Considérant que, par l'ordonnance attaquée, le juge des référés a enjoint au ministre de la défense d'admettre M. A dans une école de sous-officiers de la gendarmerie nationale ; que le juge n'ayant pas donné à son injonction un caractère provisoire dans l'attente de l'intervention du jugement au fond, il a ainsi méconnu les dispositions précitées de l'article L. 511-1 du code de justice administrative et par conséquent commis une erreur de droit ; que dès lors l'ordonnance du juge des référés du tribunal administratif de Montpellier du 26 mai 2008 doit être annulée en tant qu'elle enjoint au MINISTRE DE LA DEFENSE d'admettre M. A dans une école de sous-officiers de la gendarmerie ;

Considérant que dans les circonstances de l'espèce il y a lieu, en application de l'article L. 821-2 du code de justice administrative, de régler, dans cette mesure, l'affaire au titre de la procédure de référé engagée ;

Considérant qu'eu égard à ses motifs, la suspension prononcée par le juge des référés du tribunal administratif de Montpellier de la décision du ministre de la défense du 6 décembre 2007 refusant d'admettre M. A dans une école de sous-officiers de gendarmerie, implique nécessairement, en l'état de l'instruction, que l'intéressé soit admis provisoirement dans cette école, dans l'attente de l'intervention de la décision du juge sur le fond du litige, afin de préserver, à titre conservatoire, les droits qu'il tient de sa réussite aux épreuves d'admission dont les résultats ont une durée de validité limitée ; qu'il y a lieu, par suite, d'enjoindre au MINISTRE DE LA DEFENSE de prononcer à titre provisoire et conservatoire cette admission ;

D E C I D E :

--------------

Article 1er : L'article 2 de l'ordonnance du 26 mai 2008 du juge des référés du tribunal administratif de Montpellier est annulé.

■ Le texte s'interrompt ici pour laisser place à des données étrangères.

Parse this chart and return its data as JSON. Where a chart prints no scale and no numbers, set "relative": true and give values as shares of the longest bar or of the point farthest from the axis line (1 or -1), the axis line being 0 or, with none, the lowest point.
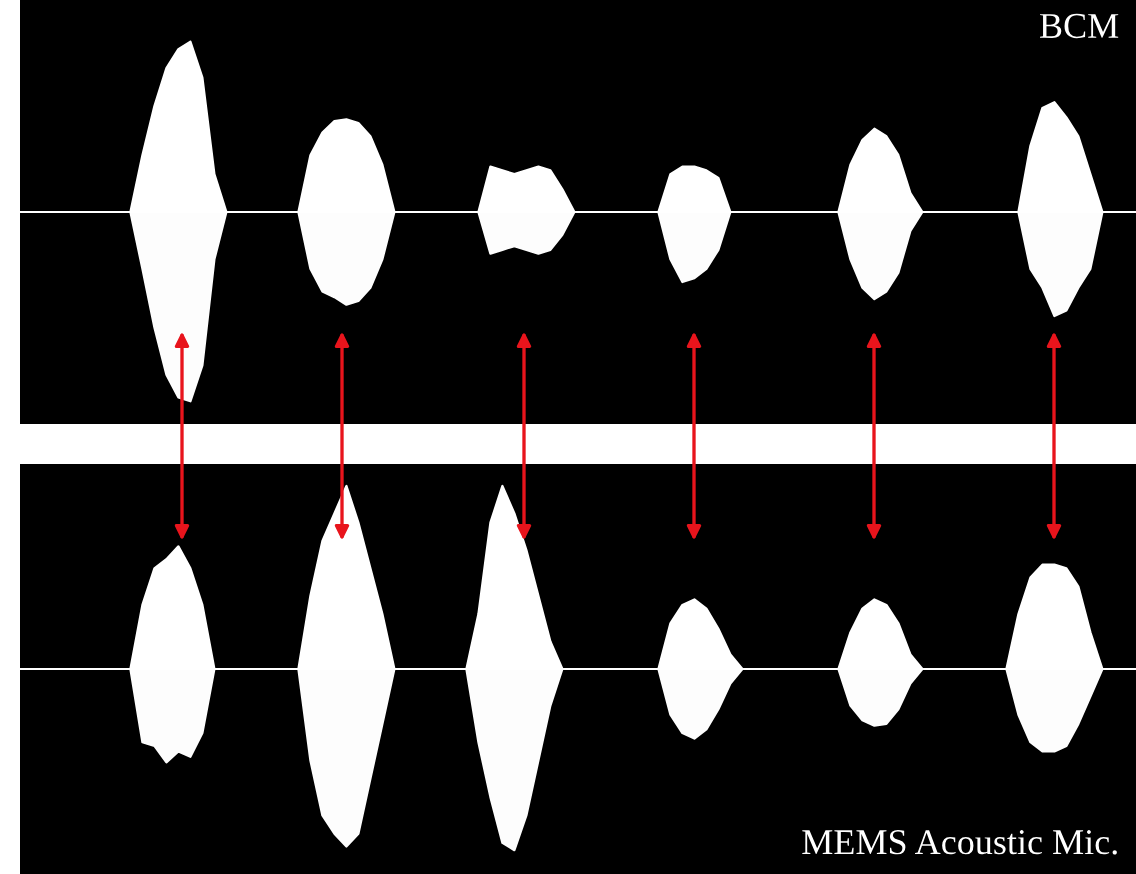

Article 2 : Il est enjoint au MINISTRE DE LA DEFENSE d'admettre M. A dans une école de sous-officiers de gendarmerie dans l'attente de l'intervention du jugement du tribunal administratif de Montpellier sur son recours pour excès de pouvoir formé contre la décision du 6 décembre 2007.

Article 3 : Le surplus des conclusions du pourvoi du MINISTRE DE LA DEFENSE est rejeté.

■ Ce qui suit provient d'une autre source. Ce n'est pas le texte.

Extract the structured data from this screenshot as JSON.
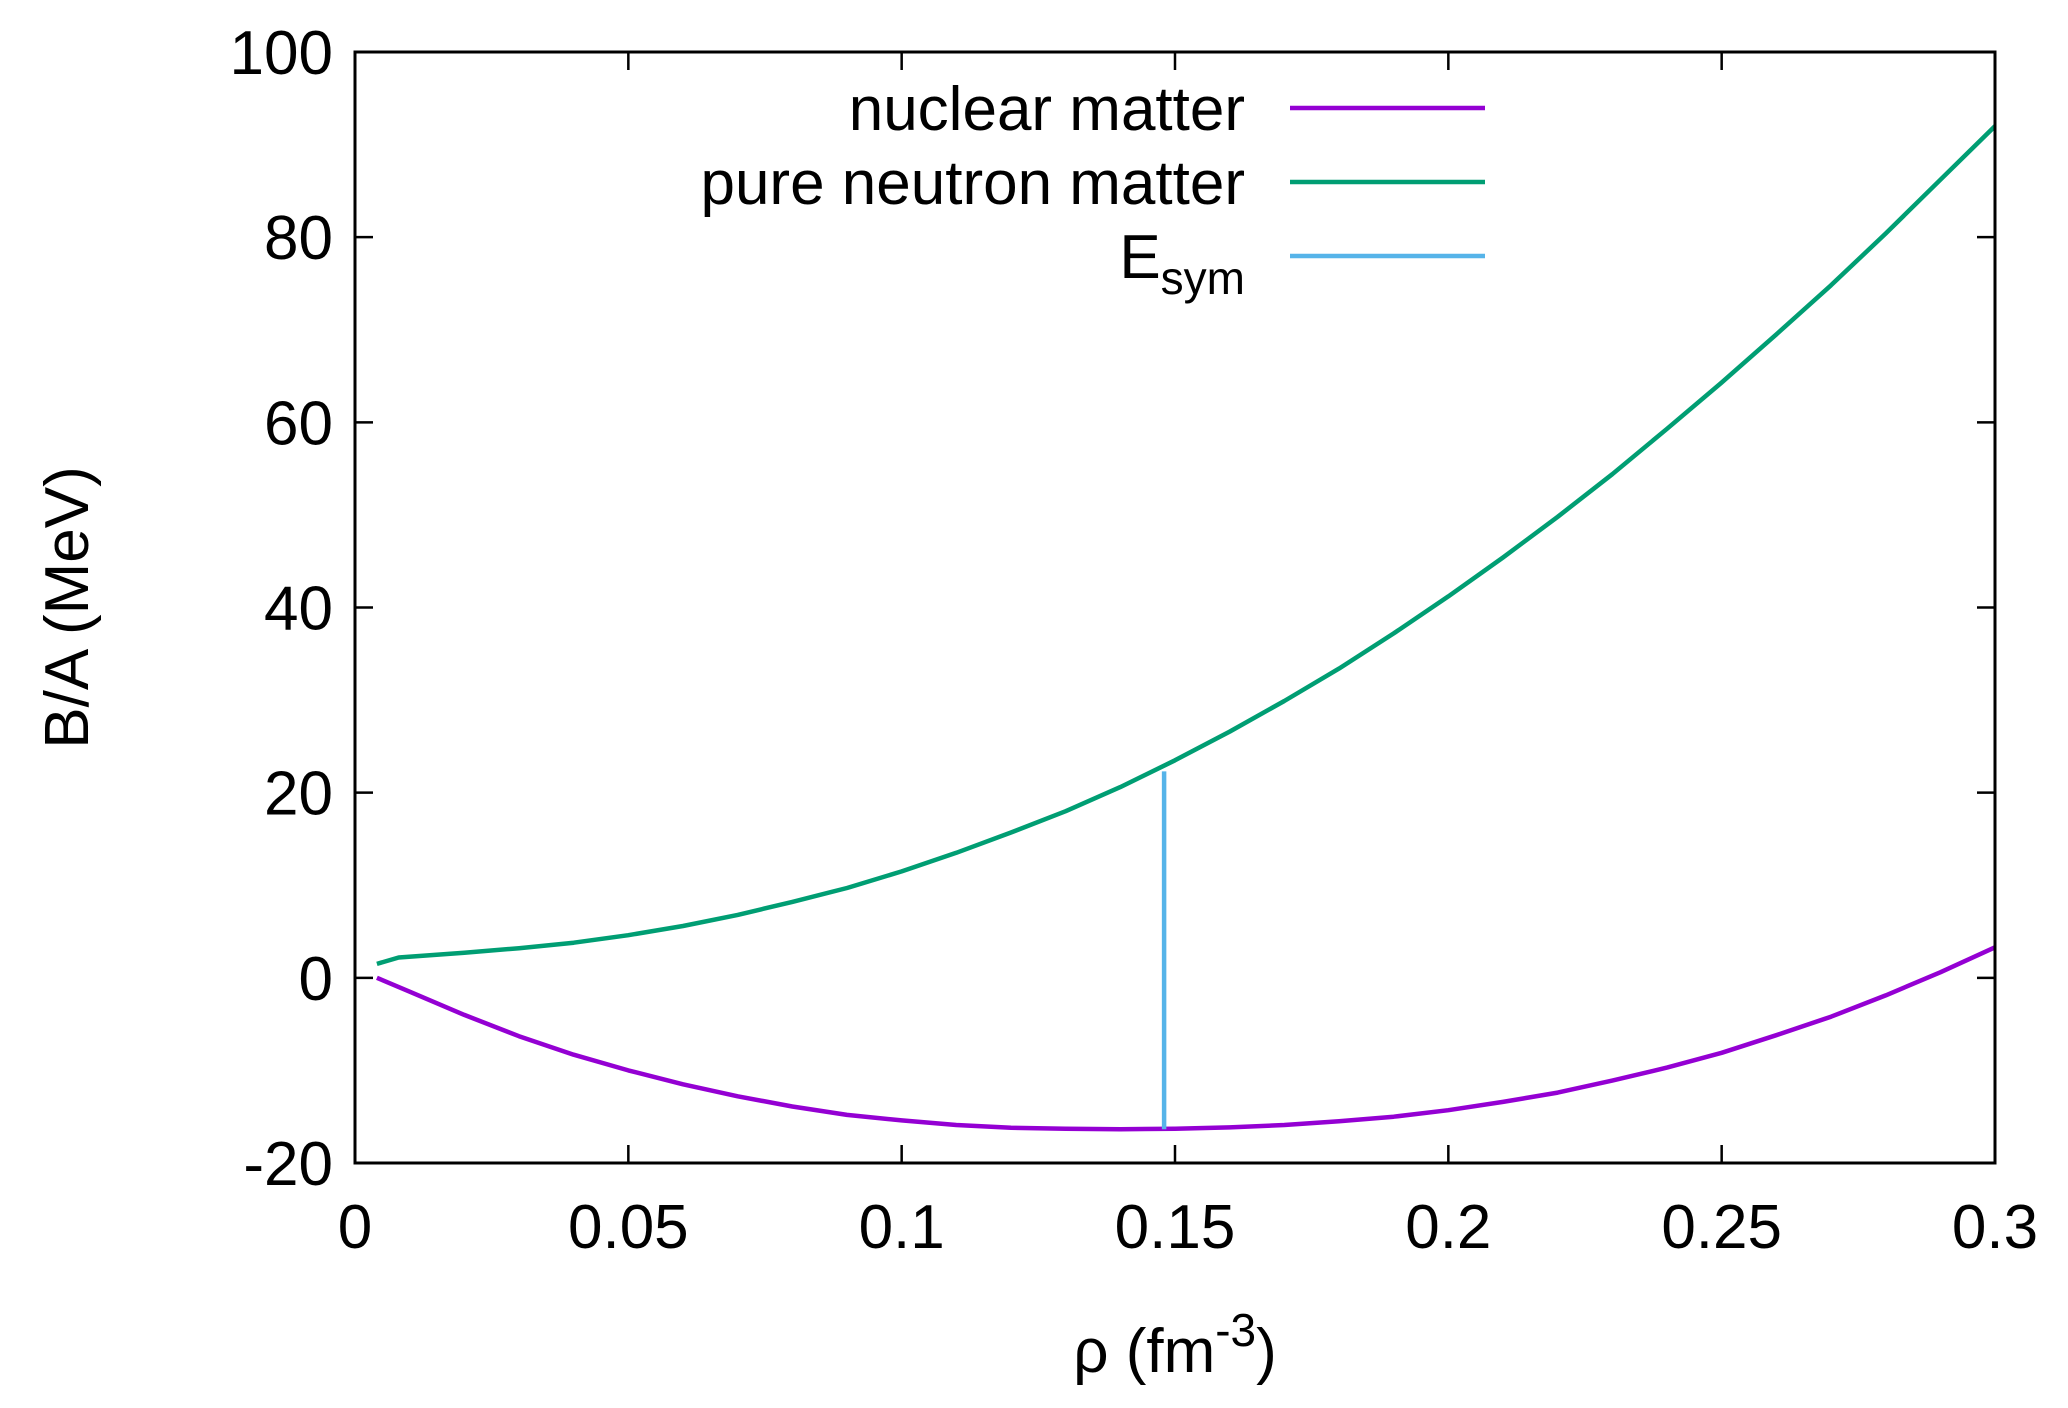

Article 4 : La présente décision sera notifiée à M. Lyacine A et au MINISTRE DE LA DÉFENSE.


Synthèse
Formation : 7ème et 2ème sous-sections réunies
Numéro d'arrêt : 317098
Date de la décision : 20/05/2009
Type d'affaire : Administrative
Type de recours : Excès de pouvoir

Analyses

54-035-02-04 PROCÉDURE. PROCÉDURES INSTITUÉES PAR LA LOI DU 30 JUIN 2000. RÉFÉRÉ SUSPENSION (ART. L. 521-1 DU CODE DE JUSTICE ADMINISTRATIVE). POUVOIRS ET DEVOIRS DU JUGE. - POUVOIRS DU JUGE - INCLUSION - PRONONCÉ D'UNE INJONCTION - CONDITION - MESURE DEVANT PRÉSENTER UN CARACTÈRE PROVISOIRE [RJ1] - EXISTENCE - INJONCTION D'ADMETTRE LE REQUÉRANT DANS UNE ÉCOLE DE SERVICE PUBLIC À TITRE PROVISOIRE, JUSQU'À L'INTERVENTION DU JUGEMENT AU FOND [RJ2].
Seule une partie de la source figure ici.